7. Israel-Hamas Conflict Commentary ([34:27] - [37:10])
Armstrong and Getty briefly touch upon the Israel-Hamas conflict, questioning the viability of proposed solutions:
Joe Getty [35:15]: "I'm sure that's true... [about the futility of a two-state solution]."
Jack Armstrong [36:23]: "What happens in that weird world you live in. That's not planet Earth."
The hosts assert that historical precedents show the improbability of peaceful coexistence following unprovoked aggression, emphasizing the complexities in resolving such deep-seated conflicts.
8. Final Thoughts and Humorous Banter ([43:35] - [45:46])
The episode concludes with Armstrong and Getty sharing final thoughts, interspersed with humorous exchanges:
Joe Getty [44:08]: "I love some of these examples that Elon's bringing out, but it's going to be hard to top the paper manila envelope down in the mine retirement process."
Jack Armstrong [44:37]: "For some, it's just like the screeching young liberal women all could be the same person."
This segment serves as a light-hearted wrap-up, reinforcing the hosts' camaraderie and penchant for satire.
Key Takeaways
Government Inefficiency: The episode highlights severe inefficiencies within federal systems, using the retirement paperwork anecdote as a case study of bureaucratic stagnation.
International Relations: Armstrong and Getty critically examine the US's handling of the Ukraine-Russia conflict, expressing skepticism about current diplomatic strategies and leadership decisions.
Social Commentary: Through humor and personal stories, the hosts explore societal norms, communication strategies, and the politicization of genuine social movements.
Human Cost of Conflict: Emphasizing the tragic loss of life in international conflicts, the hosts call for more effective and humane approaches to diplomacy and conflict resolution.
Notable Quotes:
Elon Musk on Federal Inefficiency [04:05]: "The retirement paperwork is manual on paper.

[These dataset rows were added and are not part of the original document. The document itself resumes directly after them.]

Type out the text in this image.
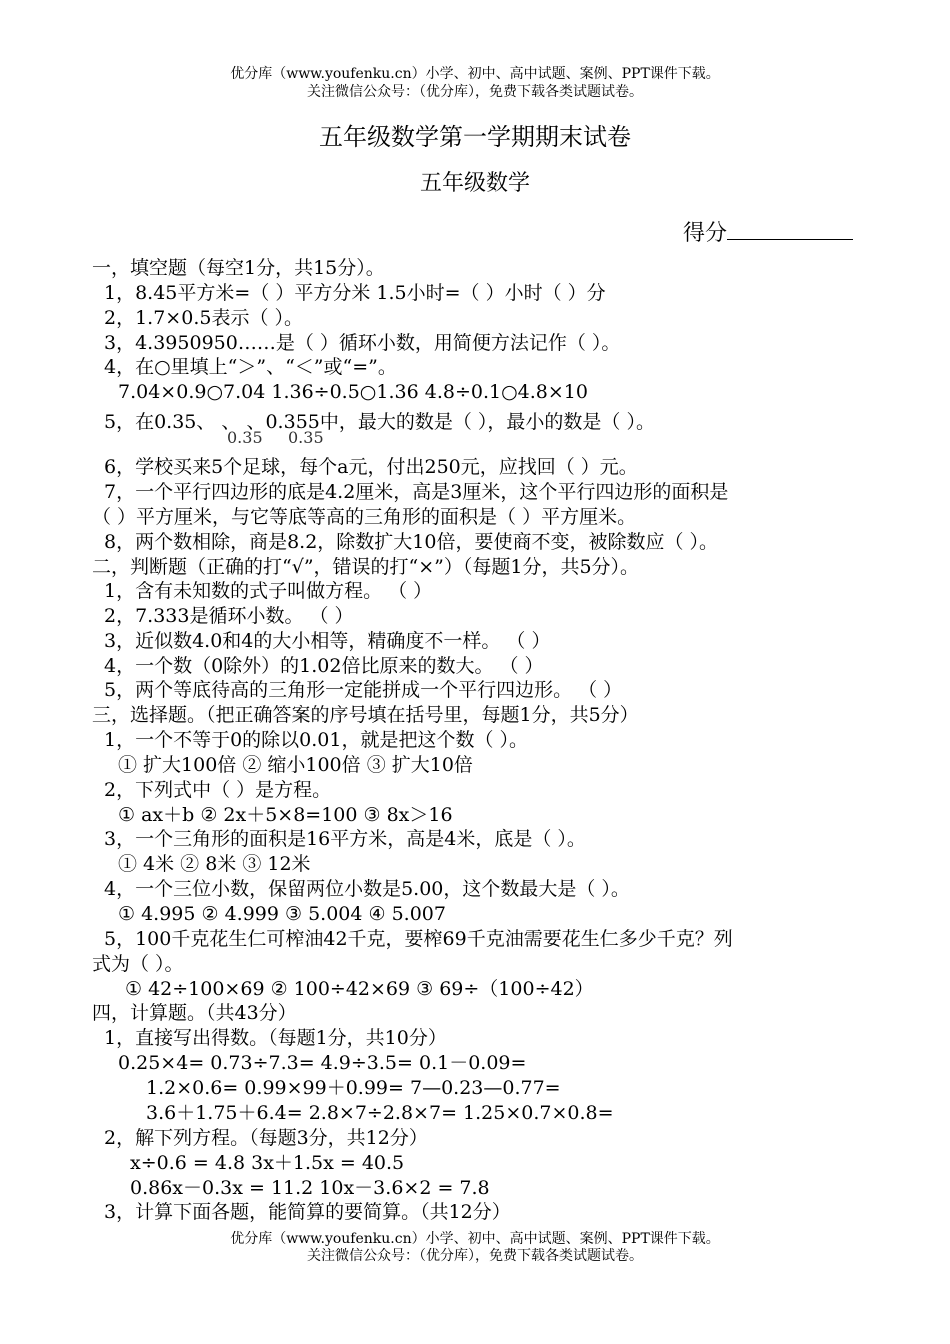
优分库（www.youfenku.cn）小学、初中、高中试题、案例、PPT课件下载。
关注微信公众号：（优分库），免费下载各类试题试卷。
五年级数学第一学期期末试卷
五年级数学
得分
一，填空题（每空1分，共15分）。
1，8.45平方米=（ ）平方分米 1.5小时=（ ）小时（ ）分
2，1.7×0.5表示（ ）。
3，4.3950950……是（ ）循环小数，用简便方法记作（ ）。
4，在○里填上“＞”、“＜”或“=”。
7.04×0.9○7.04 1.36÷0.5○1.36 4.8÷0.1○4.8×10
5，在0.35、 、 、0.355中，最大的数是（ ），最小的数是（ ）。
0.35 0.35
6，学校买来5个足球，每个a元，付出250元，应找回（ ）元。
7，一个平行四边形的底是4.2厘米，高是3厘米，这个平行四边形的面积是
（ ）平方厘米，与它等底等高的三角形的面积是（ ）平方厘米。
8，两个数相除，商是8.2，除数扩大10倍，要使商不变，被除数应（ ）。
二，判断题（正确的打“√”，错误的打“×”）（每题1分，共5分）。
1，含有未知数的式子叫做方程。 （ ）
2，7.333是循环小数。 （ ）
3，近似数4.0和4的大小相等，精确度不一样。 （ ）
4，一个数（0除外）的1.02倍比原来的数大。 （ ）
5，两个等底待高的三角形一定能拼成一个平行四边形。 （ ）
三，选择题。（把正确答案的序号填在括号里，每题1分，共5分）
1，一个不等于0的除以0.01，就是把这个数（ ）。
① 扩大100倍 ② 缩小100倍 ③ 扩大10倍
2，下列式中（ ）是方程。
① ax＋b ② 2x＋5×8=100 ③ 8x＞16
3，一个三角形的面积是16平方米，高是4米，底是（ ）。
① 4米 ② 8米 ③ 12米
4，一个三位小数，保留两位小数是5.00，这个数最大是（ ）。
① 4.995 ② 4.999 ③ 5.004 ④ 5.007
5，100千克花生仁可榨油42千克，要榨69千克油需要花生仁多少千克？列
式为（ ）。
① 42÷100×69 ② 100÷42×69 ③ 69÷（100÷42）
四，计算题。（共43分）
1，直接写出得数。（每题1分，共10分）
0.25×4= 0.73÷7.3= 4.9÷3.5= 0.1－0.09=
1.2×0.6= 0.99×99＋0.99= 7—0.23—0.77=
3.6＋1.75＋6.4= 2.8×7÷2.8×7= 1.25×0.7×0.8=
2，解下列方程。（每题3分，共12分）
x÷0.6 = 4.8 3x＋1.5x = 40.5
0.86x－0.3x = 11.2 10x－3.6×2 = 7.8
3，计算下面各题，能简算的要简算。（共12分）
优分库（www.youfenku.cn）小学、初中、高中试题、案例、PPT课件下载。
关注微信公众号：（优分库），免费下载各类试题试卷。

It's manually calculated, then written down on a piece of paper."
Joe Getty on Union Songs [10:50]: "They're trying to make reducing government waste the civil rights issue of our time."
Mark Fogel on Prison Support [26:49]: "The love that I was given sustained me for three and a half years in a prison."
Jack Armstrong on Negotiations [29:32]: "It's like trying to buy goodwill from an alligator."
Conclusion
In "It's Like Buying Goodwill From An Alligator," Armstrong and Getty provide a sharp, humorous critique of governmental inefficiencies, international diplomacy mishaps, and societal quirks. Through engaging dialogue and insightful commentary, the episode encourages listeners to reflect on the systemic issues plaguing both domestic and global arenas, all while maintaining the hosts' signature wit and banter.